Bugler Linda Morgan's knees might have been shaking, but her rendition of The Last Post and Reveille at Tinui's Anzac Day service rang out clear and true.

The 12-year-old cornet player from the Masterton District Brass Band stood tall on top of a light armoured vehicle with a 128-year-old bugle, in front of a crowd of around 700 outside the Tinui War Memorial Hall yesterday morning.

Tinui lays claim to being the first place in the world to have held an Anzac Day service, 100 years ago, which included the placing of a Memorial Cross on Tinui Taipo, or Mt Maunsell.

Linda confessed to some serious nerves before her performance, which followed the Lord's Prayer.
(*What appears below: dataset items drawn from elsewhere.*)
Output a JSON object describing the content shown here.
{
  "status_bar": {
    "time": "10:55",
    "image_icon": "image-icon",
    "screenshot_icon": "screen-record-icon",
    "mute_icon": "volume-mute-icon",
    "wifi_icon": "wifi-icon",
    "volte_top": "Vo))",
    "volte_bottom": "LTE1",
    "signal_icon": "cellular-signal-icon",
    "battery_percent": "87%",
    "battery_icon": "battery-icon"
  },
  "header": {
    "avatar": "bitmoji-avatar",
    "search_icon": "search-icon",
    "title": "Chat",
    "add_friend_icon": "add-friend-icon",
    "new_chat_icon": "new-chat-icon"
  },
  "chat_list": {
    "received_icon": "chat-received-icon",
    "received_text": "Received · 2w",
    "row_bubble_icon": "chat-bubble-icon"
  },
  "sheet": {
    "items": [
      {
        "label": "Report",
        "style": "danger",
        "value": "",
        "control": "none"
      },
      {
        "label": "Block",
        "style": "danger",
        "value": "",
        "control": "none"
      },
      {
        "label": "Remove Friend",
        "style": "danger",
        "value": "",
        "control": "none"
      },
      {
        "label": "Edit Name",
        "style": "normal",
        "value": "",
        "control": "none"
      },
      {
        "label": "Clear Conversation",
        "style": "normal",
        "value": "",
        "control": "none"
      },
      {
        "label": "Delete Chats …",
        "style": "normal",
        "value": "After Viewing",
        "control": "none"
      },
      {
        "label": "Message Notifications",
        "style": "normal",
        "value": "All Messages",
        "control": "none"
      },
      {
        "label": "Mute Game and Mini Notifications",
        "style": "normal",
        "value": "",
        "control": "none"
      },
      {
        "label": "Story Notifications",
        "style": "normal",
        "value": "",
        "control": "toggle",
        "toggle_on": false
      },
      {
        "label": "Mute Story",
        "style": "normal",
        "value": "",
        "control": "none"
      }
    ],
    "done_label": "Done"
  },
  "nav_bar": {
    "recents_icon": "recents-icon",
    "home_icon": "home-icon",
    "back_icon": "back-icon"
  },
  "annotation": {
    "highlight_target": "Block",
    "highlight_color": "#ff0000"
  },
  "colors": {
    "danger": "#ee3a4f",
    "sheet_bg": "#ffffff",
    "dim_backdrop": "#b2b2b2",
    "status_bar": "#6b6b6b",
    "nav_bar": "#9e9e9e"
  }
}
"Everyone said 'amen', and I had to force myself to do it," she said.

A look of support and a nod from her tutor, Don Banham, made her feel better as she stood on top of the LAV.

"Then I started playing, and it was fine -- but my left knee was shaking."
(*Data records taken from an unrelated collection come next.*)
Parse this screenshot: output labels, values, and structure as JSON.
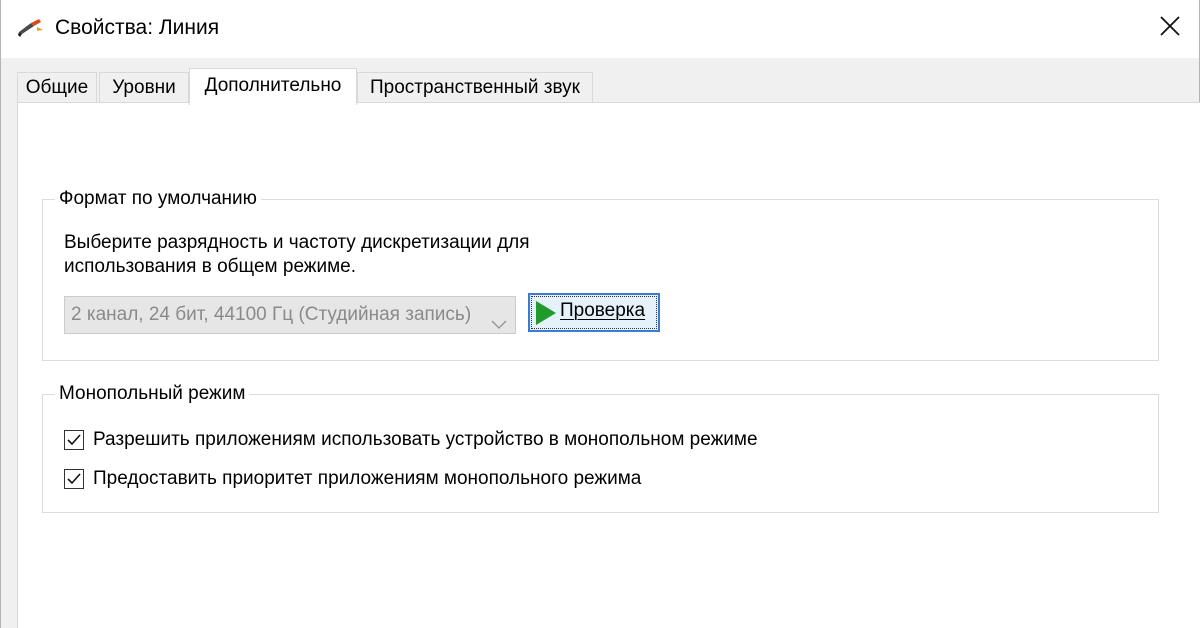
{
  "window": {
    "title": "Свойства: Линия"
  },
  "tabs": [
    {
      "label": "Общие"
    },
    {
      "label": "Уровни"
    },
    {
      "label": "Дополнительно"
    },
    {
      "label": "Пространственный звук"
    }
  ],
  "active_tab_index": 2,
  "default_format": {
    "legend": "Формат по умолчанию",
    "description_line1": "Выберите разрядность и частоту дискретизации для",
    "description_line2": "использования в общем режиме.",
    "format_select_value": "2 канал, 24 бит, 44100 Гц (Студийная запись)",
    "format_select_disabled": true,
    "test_button_label": "Проверка"
  },
  "exclusive_mode": {
    "legend": "Монопольный режим",
    "options": [
      {
        "label": "Разрешить приложениям использовать устройство в монопольном режиме",
        "checked": true
      },
      {
        "label": "Предоставить приоритет приложениям монопольного режима",
        "checked": true
      }
    ]
  },
  "icons": {
    "title": "speaker-line-icon",
    "close": "close-icon",
    "combo_arrow": "chevron-down-icon",
    "test": "play-icon",
    "check": "checkmark-icon"
  },
  "colors": {
    "accent_border": "#3a7bd5",
    "button_fill": "#e5f1fb",
    "play_green": "#1f9a2b",
    "disabled_text": "#8a8a8a"
  }
}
She said she had been practising with the bugle since October, and had been playing the cornet for four years.

Mr Banham, who had a 10-year career in the British Army, said he would have struggled to hear a bugler in the British Army do better.

Yesterday's service began with a march headed by the Manawatu Scottish Pipe Band, leading soldiers, veterans, Scouts, Guides and members of the public from the Tinui Cafe to the hall.

Officiating the service were Dick Treadwell, secretary of the Tinui Parsh Anzac Trust, and Reverend Steve Thomson.

Guest speaker Lieutenant-Colonel Aaron Mikkelsen told the audience he was the great-grandson of the Reverend Basil Ashcroft, who placed the cross in 1916.

"One hundred years ago, this community took a small step.

"Approximately 40 people erected a cross on the site.

"Little did they know, this humble act of remembrance would leave such a legacy."

He raised the issue of the flag referendum, a "robust" debate but one where people could vote, in a free society, without repercussions.

The service's conclusion timed perfectly with a flypast of three vintage biplanes, in Royal Flying Corps livery.

Wairarapa MP Alastair Scott and Masterton mayor Lyn Patterson attended the Tinui service, Masterton's dawn service, and Kaiparoro's service.